Selain dibangun sebagai bentuk devosi umat Katolik terhadap Bunda Maria, Gua Maria juga menjadi tempat perenungan dan permohonan bagi siapa pun yang datang. Perpaduan budaya Jawa dan sentuhan energi dari Kerajaan Majapahit yang masih kental, menjadikan Malam Jumat Legi sebagai salah satu penanggalan yang paling sakral di Puhsarang. Penanggalan ini dipercaya sebagai momentum sakral yang diyakini membawa energi spiritual yang lebih kuat dari biasanya.
Setiap Jumat Legi tiba, Gua Maria menjadi tempat untuk melakukan Misa Tirakatan Jumat Legi yang dipimpin oleh seorang Romo. Ratusan umat Katolik datang dari penjuru kota untuk bisa berdoa dan menyampaikan keinginan mereka.
Sejak sore hari, suasana di kompleks Gua Maria Lourdes Puhsarang mulai berubah. Langkah umat terdengar pelan menyusuri jalan batu, dan gema doa mulai menggema di antara bebatuan kokoh yang mengelilingi kompleks suci itu.

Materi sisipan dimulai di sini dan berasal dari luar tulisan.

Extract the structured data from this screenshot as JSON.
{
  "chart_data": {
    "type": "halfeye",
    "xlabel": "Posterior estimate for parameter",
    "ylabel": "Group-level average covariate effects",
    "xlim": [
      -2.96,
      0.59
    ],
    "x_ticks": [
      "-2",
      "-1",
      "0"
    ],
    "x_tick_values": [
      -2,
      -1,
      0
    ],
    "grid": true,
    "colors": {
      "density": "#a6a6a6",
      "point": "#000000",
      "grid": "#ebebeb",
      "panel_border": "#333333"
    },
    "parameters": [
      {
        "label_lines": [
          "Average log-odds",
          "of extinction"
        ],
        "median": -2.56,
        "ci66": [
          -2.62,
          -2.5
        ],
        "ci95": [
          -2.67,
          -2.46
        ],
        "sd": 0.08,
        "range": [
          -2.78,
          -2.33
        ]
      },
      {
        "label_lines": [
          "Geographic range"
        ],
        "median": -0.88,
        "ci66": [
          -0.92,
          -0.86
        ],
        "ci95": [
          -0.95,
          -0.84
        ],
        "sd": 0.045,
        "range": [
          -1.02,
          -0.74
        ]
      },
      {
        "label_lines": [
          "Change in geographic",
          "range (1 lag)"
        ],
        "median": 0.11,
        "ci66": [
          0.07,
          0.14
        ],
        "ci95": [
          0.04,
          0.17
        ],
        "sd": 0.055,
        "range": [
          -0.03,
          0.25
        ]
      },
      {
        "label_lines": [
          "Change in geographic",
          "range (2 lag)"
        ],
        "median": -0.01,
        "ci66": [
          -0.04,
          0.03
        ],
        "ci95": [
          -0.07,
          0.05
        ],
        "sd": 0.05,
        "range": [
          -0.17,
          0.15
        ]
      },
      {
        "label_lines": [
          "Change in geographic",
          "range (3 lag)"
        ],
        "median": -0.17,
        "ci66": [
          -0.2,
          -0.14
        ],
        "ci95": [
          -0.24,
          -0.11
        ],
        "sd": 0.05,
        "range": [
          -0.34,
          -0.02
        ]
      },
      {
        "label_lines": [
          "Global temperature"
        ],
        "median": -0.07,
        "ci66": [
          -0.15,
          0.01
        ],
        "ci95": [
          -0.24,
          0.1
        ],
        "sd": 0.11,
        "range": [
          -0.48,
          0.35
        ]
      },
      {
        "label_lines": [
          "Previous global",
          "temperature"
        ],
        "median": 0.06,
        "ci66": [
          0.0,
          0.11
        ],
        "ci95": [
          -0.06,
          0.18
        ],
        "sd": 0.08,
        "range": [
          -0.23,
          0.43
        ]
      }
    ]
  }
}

Misa Tirakatan Malam Jumat Legi
Salah satu hal yang menjadikan Misa Tirakatan Malam Jumat Legi begitu unik adalah kesempatan bagi umat untuk membakar “ujut”, atau permohonan mereka, dalam sebuah tungku khusus yang telah disediakan di area gua. Ujut ini dapat berupa tulisan apa saja — mulai dari doa untuk kesembuhan, keberhasilan usaha, hingga permohonan agar utang-utang segera lunas. Lembaran-lembaran kertas itu, yang perlahan berubah menjadi abu, dipercaya membawa pesan spiritual umat kepada Tuhan melalui simbol pelepasan dan penyerahan diri.
Malam itu terasa begitu hangat dan tenang. Suara angin berhembus melewati dedaunan terdengar. Ini bukan sekadar waktu berdoa, tetapi pertemuan batin. Mereka percaya bahwa Bunda Maria hadir dalam cara yang lembut — tidak tampak mata, tapi terasa di dada. Doa-doa yang berbisik pelan di antara gemericik air gua dipercaya membawa energi penyembuhan dan pencerahan. Setiap orang seolah tenggelam dalam percakapan rahasia antara dirinya dengan Tuhan.
Selain membakar ujut, umat Katolik juga memiliki kesempatan untuk menyampaikan intensi pribadi kepada Romo yang memimpin misa. Intensi-intensi ini pun beragam dan menyentuh: ada yang berdoa untuk kesembuhan dari penyakit, memohon kekuatan bagi keluarga yang berduka, hingga berharap agar anggota keluarga yang lama hilang dapat segera ditemukan.
Tradisi Misa Tirakatan Malam Jumat Legi tidak hanya menjadi perjalanan spiritual bagi umat Katolik, tetapi juga menjadi wadah untuk mempererat tali persaudaraan antar umat. Dari berbagai daerah, seperti Kediri, Tulungagung, Surabaya, Tuban, Bandung, hingga Tangerang turut hadir untuk mempererat tali persaudaraan, bertukar cerita, dan saling mendoakan.